Viajamos a los años sesenta. Es un lunes cualquiera en el Departamento de Zoología de la Universidad de Oxford y sus distinguidos miembros abarrotan las viejas bancadas de madera del aula magna. El joven conferenciante invitado está dando los toques finales a una charla en la que demuestra que el aparato de Golgi, una estructura celular de origen hasta ese momento controvertido, es un orgánulo celular. Termina la charla y se hace un silencio sepulcral. Todas las miradas se posan en un vetusto catedrático que se acerca lentamente a la tribuna.
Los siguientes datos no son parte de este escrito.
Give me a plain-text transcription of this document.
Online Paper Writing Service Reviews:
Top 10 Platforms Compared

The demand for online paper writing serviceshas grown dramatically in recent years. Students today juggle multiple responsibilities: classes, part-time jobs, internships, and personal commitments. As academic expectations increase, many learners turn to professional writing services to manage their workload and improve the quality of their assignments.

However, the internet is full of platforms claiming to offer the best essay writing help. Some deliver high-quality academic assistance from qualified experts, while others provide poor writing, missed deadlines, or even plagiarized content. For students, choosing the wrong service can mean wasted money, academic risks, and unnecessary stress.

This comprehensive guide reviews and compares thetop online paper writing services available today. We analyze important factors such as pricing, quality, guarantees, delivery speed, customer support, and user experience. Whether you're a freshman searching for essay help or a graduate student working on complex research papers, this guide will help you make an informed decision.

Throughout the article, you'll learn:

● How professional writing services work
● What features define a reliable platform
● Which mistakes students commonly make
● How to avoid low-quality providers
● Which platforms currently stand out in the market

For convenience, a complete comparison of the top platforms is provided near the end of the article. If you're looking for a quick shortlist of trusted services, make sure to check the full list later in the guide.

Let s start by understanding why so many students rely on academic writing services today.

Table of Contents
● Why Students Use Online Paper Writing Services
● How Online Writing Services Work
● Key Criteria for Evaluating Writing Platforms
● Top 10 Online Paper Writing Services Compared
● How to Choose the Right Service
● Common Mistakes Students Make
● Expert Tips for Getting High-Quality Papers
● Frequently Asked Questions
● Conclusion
Lleva años defendiendo con celo que el aparato de Golgi no es real y, sin embargo, tiende una mano afectuosa al conferenciante y exclama aliviado: «Mi querido colega, quiero darle las gracias, llevo quince años equivocado.»
La actitud de dejar que los hechos esculpan nuestras ideas, y no al contrario, es un aspecto fundamental de nuestro pensamiento racional. La capacidad para reconocer que uno se equivoca es la base del método científico, pero también de nuestra capacidad para colaborar y crecer como una sociedad cada vez más justa y desarrollada.
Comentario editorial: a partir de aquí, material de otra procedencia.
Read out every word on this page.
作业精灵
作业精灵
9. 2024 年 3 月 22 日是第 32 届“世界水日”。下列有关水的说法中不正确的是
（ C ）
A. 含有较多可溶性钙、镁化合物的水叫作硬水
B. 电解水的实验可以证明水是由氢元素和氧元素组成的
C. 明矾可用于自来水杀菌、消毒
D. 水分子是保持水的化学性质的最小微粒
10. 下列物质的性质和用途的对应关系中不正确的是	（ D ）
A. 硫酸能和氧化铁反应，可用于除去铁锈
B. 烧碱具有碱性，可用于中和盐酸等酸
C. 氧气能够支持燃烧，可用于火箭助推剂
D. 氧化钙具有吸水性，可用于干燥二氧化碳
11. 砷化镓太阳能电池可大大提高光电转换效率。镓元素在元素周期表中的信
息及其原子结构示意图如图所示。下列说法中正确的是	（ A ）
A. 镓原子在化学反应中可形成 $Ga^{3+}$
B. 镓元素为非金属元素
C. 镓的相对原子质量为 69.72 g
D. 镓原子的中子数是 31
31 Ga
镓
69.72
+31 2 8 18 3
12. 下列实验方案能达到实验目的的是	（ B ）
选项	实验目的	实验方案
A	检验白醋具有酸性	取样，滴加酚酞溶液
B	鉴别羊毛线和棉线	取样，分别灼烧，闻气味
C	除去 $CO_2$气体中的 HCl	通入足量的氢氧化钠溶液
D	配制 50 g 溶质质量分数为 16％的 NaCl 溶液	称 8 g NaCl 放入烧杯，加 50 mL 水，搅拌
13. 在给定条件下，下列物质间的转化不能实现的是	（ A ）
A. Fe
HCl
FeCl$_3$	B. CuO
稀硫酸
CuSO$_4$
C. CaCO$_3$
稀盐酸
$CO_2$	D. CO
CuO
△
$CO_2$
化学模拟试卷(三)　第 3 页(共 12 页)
«La capacidad para reconocer que uno se equivoca es la base de nuestra capacidad para crecer como una sociedad más justa y desarrollada»
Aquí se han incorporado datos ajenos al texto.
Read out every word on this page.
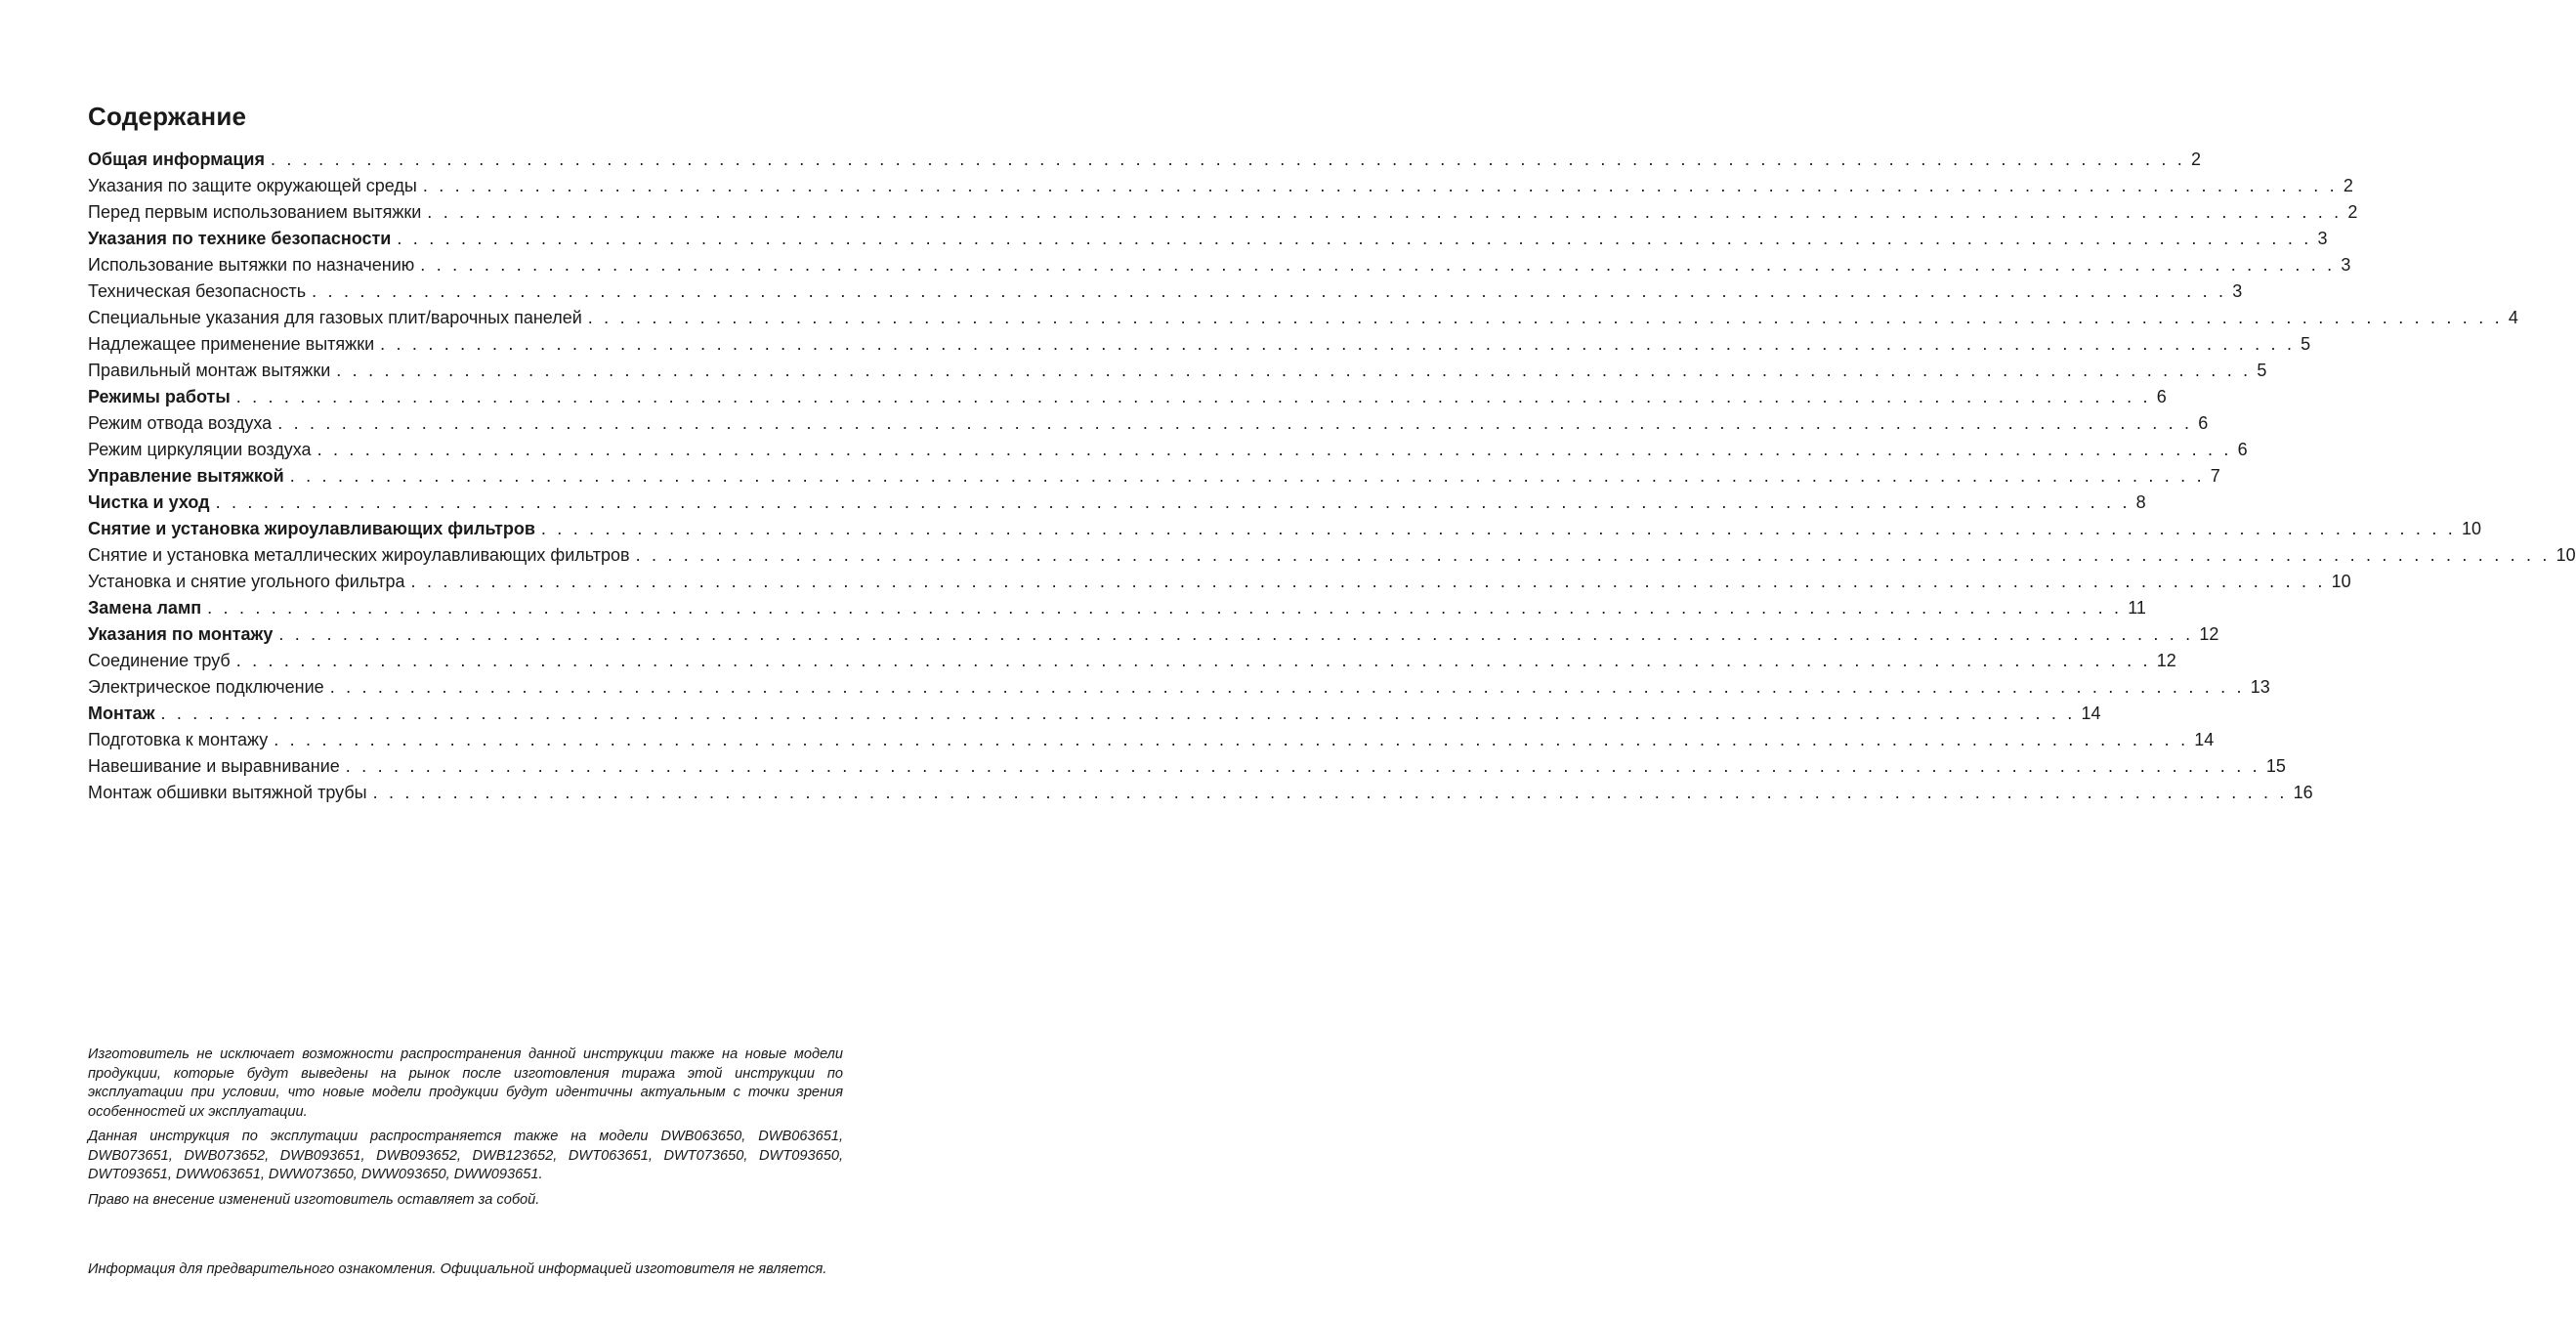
Содержание
Общая информация . . . . . . . . . . . . . . . . . . . . . . . . . . . . . . . . . . . . . . . . . . . . . . . . . . . . . . . . . . . . . . . . . . . . . . . . . . . . . . . . . . . . . . . . . . . . . . . . . . . . . . . . . . . . . . . . . . . . . . . . 2
Указания по защите окружающей среды . . . . . . . . . . . . . . . . . . . . . . . . . . . . . . . . . . . . . . . . . . . . . . . . . . . . . . . . . . . . . . . . . . . . . . . . . . . . . . . . . . . . . . . . . . . . . . . . . . . . . . . . . . . . . . . . . . . . . . . . 2
Перед первым использованием вытяжки . . . . . . . . . . . . . . . . . . . . . . . . . . . . . . . . . . . . . . . . . . . . . . . . . . . . . . . . . . . . . . . . . . . . . . . . . . . . . . . . . . . . . . . . . . . . . . . . . . . . . . . . . . . . . . . . . . . . . . . . 2
Указания по технике безопасности . . . . . . . . . . . . . . . . . . . . . . . . . . . . . . . . . . . . . . . . . . . . . . . . . . . . . . . . . . . . . . . . . . . . . . . . . . . . . . . . . . . . . . . . . . . . . . . . . . . . . . . . . . . . . . . . . . . . . . . . 3
Использование вытяжки по назначению . . . . . . . . . . . . . . . . . . . . . . . . . . . . . . . . . . . . . . . . . . . . . . . . . . . . . . . . . . . . . . . . . . . . . . . . . . . . . . . . . . . . . . . . . . . . . . . . . . . . . . . . . . . . . . . . . . . . . . . . 3
Техническая безопасность . . . . . . . . . . . . . . . . . . . . . . . . . . . . . . . . . . . . . . . . . . . . . . . . . . . . . . . . . . . . . . . . . . . . . . . . . . . . . . . . . . . . . . . . . . . . . . . . . . . . . . . . . . . . . . . . . . . . . . . . 3
Специальные указания для газовых плит/варочных панелей . . . . . . . . . . . . . . . . . . . . . . . . . . . . . . . . . . . . . . . . . . . . . . . . . . . . . . . . . . . . . . . . . . . . . . . . . . . . . . . . . . . . . . . . . . . . . . . . . . . . . . . . . . . . . . . . . . . . . . . . 4
Надлежащее применение вытяжки . . . . . . . . . . . . . . . . . . . . . . . . . . . . . . . . . . . . . . . . . . . . . . . . . . . . . . . . . . . . . . . . . . . . . . . . . . . . . . . . . . . . . . . . . . . . . . . . . . . . . . . . . . . . . . . . . . . . . . . . 5
Правильный монтаж вытяжки . . . . . . . . . . . . . . . . . . . . . . . . . . . . . . . . . . . . . . . . . . . . . . . . . . . . . . . . . . . . . . . . . . . . . . . . . . . . . . . . . . . . . . . . . . . . . . . . . . . . . . . . . . . . . . . . . . . . . . . . 5
Режимы работы . . . . . . . . . . . . . . . . . . . . . . . . . . . . . . . . . . . . . . . . . . . . . . . . . . . . . . . . . . . . . . . . . . . . . . . . . . . . . . . . . . . . . . . . . . . . . . . . . . . . . . . . . . . . . . . . . . . . . . . . 6
Режим отвода воздуха . . . . . . . . . . . . . . . . . . . . . . . . . . . . . . . . . . . . . . . . . . . . . . . . . . . . . . . . . . . . . . . . . . . . . . . . . . . . . . . . . . . . . . . . . . . . . . . . . . . . . . . . . . . . . . . . . . . . . . . . 6
Режим циркуляции воздуха . . . . . . . . . . . . . . . . . . . . . . . . . . . . . . . . . . . . . . . . . . . . . . . . . . . . . . . . . . . . . . . . . . . . . . . . . . . . . . . . . . . . . . . . . . . . . . . . . . . . . . . . . . . . . . . . . . . . . . . . 6
Управление вытяжкой . . . . . . . . . . . . . . . . . . . . . . . . . . . . . . . . . . . . . . . . . . . . . . . . . . . . . . . . . . . . . . . . . . . . . . . . . . . . . . . . . . . . . . . . . . . . . . . . . . . . . . . . . . . . . . . . . . . . . . . . 7
Чистка и уход . . . . . . . . . . . . . . . . . . . . . . . . . . . . . . . . . . . . . . . . . . . . . . . . . . . . . . . . . . . . . . . . . . . . . . . . . . . . . . . . . . . . . . . . . . . . . . . . . . . . . . . . . . . . . . . . . . . . . . . . 8
Снятие и установка жироулавливающих фильтров . . . . . . . . . . . . . . . . . . . . . . . . . . . . . . . . . . . . . . . . . . . . . . . . . . . . . . . . . . . . . . . . . . . . . . . . . . . . . . . . . . . . . . . . . . . . . . . . . . . . . . . . . . . . . . . . . . . . . . . . 10
Снятие и установка металлических жироулавливающих фильтров . . . . . . . . . . . . . . . . . . . . . . . . . . . . . . . . . . . . . . . . . . . . . . . . . . . . . . . . . . . . . . . . . . . . . . . . . . . . . . . . . . . . . . . . . . . . . . . . . . . . . . . . . . . . . . . . . . . . . . . . 10
Установка и снятие угольного фильтра . . . . . . . . . . . . . . . . . . . . . . . . . . . . . . . . . . . . . . . . . . . . . . . . . . . . . . . . . . . . . . . . . . . . . . . . . . . . . . . . . . . . . . . . . . . . . . . . . . . . . . . . . . . . . . . . . . . . . . . . 10
Замена ламп . . . . . . . . . . . . . . . . . . . . . . . . . . . . . . . . . . . . . . . . . . . . . . . . . . . . . . . . . . . . . . . . . . . . . . . . . . . . . . . . . . . . . . . . . . . . . . . . . . . . . . . . . . . . . . . . . . . . . . . . 11
Указания по монтажу . . . . . . . . . . . . . . . . . . . . . . . . . . . . . . . . . . . . . . . . . . . . . . . . . . . . . . . . . . . . . . . . . . . . . . . . . . . . . . . . . . . . . . . . . . . . . . . . . . . . . . . . . . . . . . . . . . . . . . . . 12
Соединение труб . . . . . . . . . . . . . . . . . . . . . . . . . . . . . . . . . . . . . . . . . . . . . . . . . . . . . . . . . . . . . . . . . . . . . . . . . . . . . . . . . . . . . . . . . . . . . . . . . . . . . . . . . . . . . . . . . . . . . . . . 12
Электрическое подключение . . . . . . . . . . . . . . . . . . . . . . . . . . . . . . . . . . . . . . . . . . . . . . . . . . . . . . . . . . . . . . . . . . . . . . . . . . . . . . . . . . . . . . . . . . . . . . . . . . . . . . . . . . . . . . . . . . . . . . . . 13
Монтаж . . . . . . . . . . . . . . . . . . . . . . . . . . . . . . . . . . . . . . . . . . . . . . . . . . . . . . . . . . . . . . . . . . . . . . . . . . . . . . . . . . . . . . . . . . . . . . . . . . . . . . . . . . . . . . . . . . . . . . . . 14
Подготовка к монтажу . . . . . . . . . . . . . . . . . . . . . . . . . . . . . . . . . . . . . . . . . . . . . . . . . . . . . . . . . . . . . . . . . . . . . . . . . . . . . . . . . . . . . . . . . . . . . . . . . . . . . . . . . . . . . . . . . . . . . . . . 14
Навешивание и выравнивание . . . . . . . . . . . . . . . . . . . . . . . . . . . . . . . . . . . . . . . . . . . . . . . . . . . . . . . . . . . . . . . . . . . . . . . . . . . . . . . . . . . . . . . . . . . . . . . . . . . . . . . . . . . . . . . . . . . . . . . . 15
Монтаж обшивки вытяжной трубы . . . . . . . . . . . . . . . . . . . . . . . . . . . . . . . . . . . . . . . . . . . . . . . . . . . . . . . . . . . . . . . . . . . . . . . . . . . . . . . . . . . . . . . . . . . . . . . . . . . . . . . . . . . . . . . . . . . . . . . . 16

Изготовитель не исключает возможности распространения данной инструкции также на новые модели продукции, которые будут выведены на рынок после изготовления тиража этой инструкции по эксплуатации при условии, что новые модели продукции будут идентичны актуальным с точки зрения особенностей их эксплуатации.

Данная инструкция по эксплутации распространяется также на модели DWB063650, DWB063651, DWB073651, DWB073652, DWB093651, DWB093652, DWB123652, DWT063651, DWT073650, DWT093650, DWT093651, DWW063651, DWW073650, DWW093650, DWW093651.

Право на внесение изменений изготовитель оставляет за собой.

Информация для предварительного ознакомления. Официальной информацией изготовителя не является.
En un estudio reciente, los investigadores Jonas Kaplan, Sarah Gimbel y Sam Harris exploraron por qué determinadas personas son tan reacias a admitir que se equivocan. En una serie de pruebas, confrontaron a un grupo de personas con hechos que refutaban ideas que previamente habían defendido con un alto grado de certidumbre. Tras exponerlas a dichos argumentos, volvieron a preguntarles para medir hasta qué punto habían cambiado de opinión. Durante todo el proceso monitorizaron la actividad cerebral de los sujetos, mediante resonancia magnética funcional, para averiguar qué áreas del cerebro se activaban en respuesta a qué estímulos. Los resultados fueron extraordinariamente interesantes. Los sujetos cambiaron mucho menos de opinión en respuesta a argumentos contra convicciones políticas (e.g. el derecho al aborto) que no políticas (e.g. «tomar complejos de multivitaminas mejora la salud»). En segundo lugar, escuchar argumentos contra ideas políticas activó intensamente un área cerebral implicada en el pensamiento disociado del mundo externo. Finalmente, cuanto más se activaban las áreas cerebrales emocionales de un sujeto, menos cambiaba de opinión. En definitiva, este estudio demuestra que hay claras diferencias de carácter neurológico ligadas al pensamiento racional y que, como siempre hemos sospechado, las emociones y la lógica son muy malas compañeras.
Vivimos en una era de contradicciones. La era en la que podríamos aterrizar en Marte, dominar nuestro ADN, o aprender a fundir dos átomos y recrear el Sol, es, a su vez, la era de Trump, del negacionismo al cambio climático, o de la inversión de millones de euros en pseudociencias sin fundamento científico alguno, como la homeopatía. En este contexto, nuestro progreso como especie, nuestra sapiens, parece depender más que nunca del saber equivocarnos. Quizá, solo quizá, entender la neurociencia que subyace a esta parte tan ineludible de nuestro pensamiento racional nos sitúe un pasito más lejos de la extinción y más cerca de las estrellas.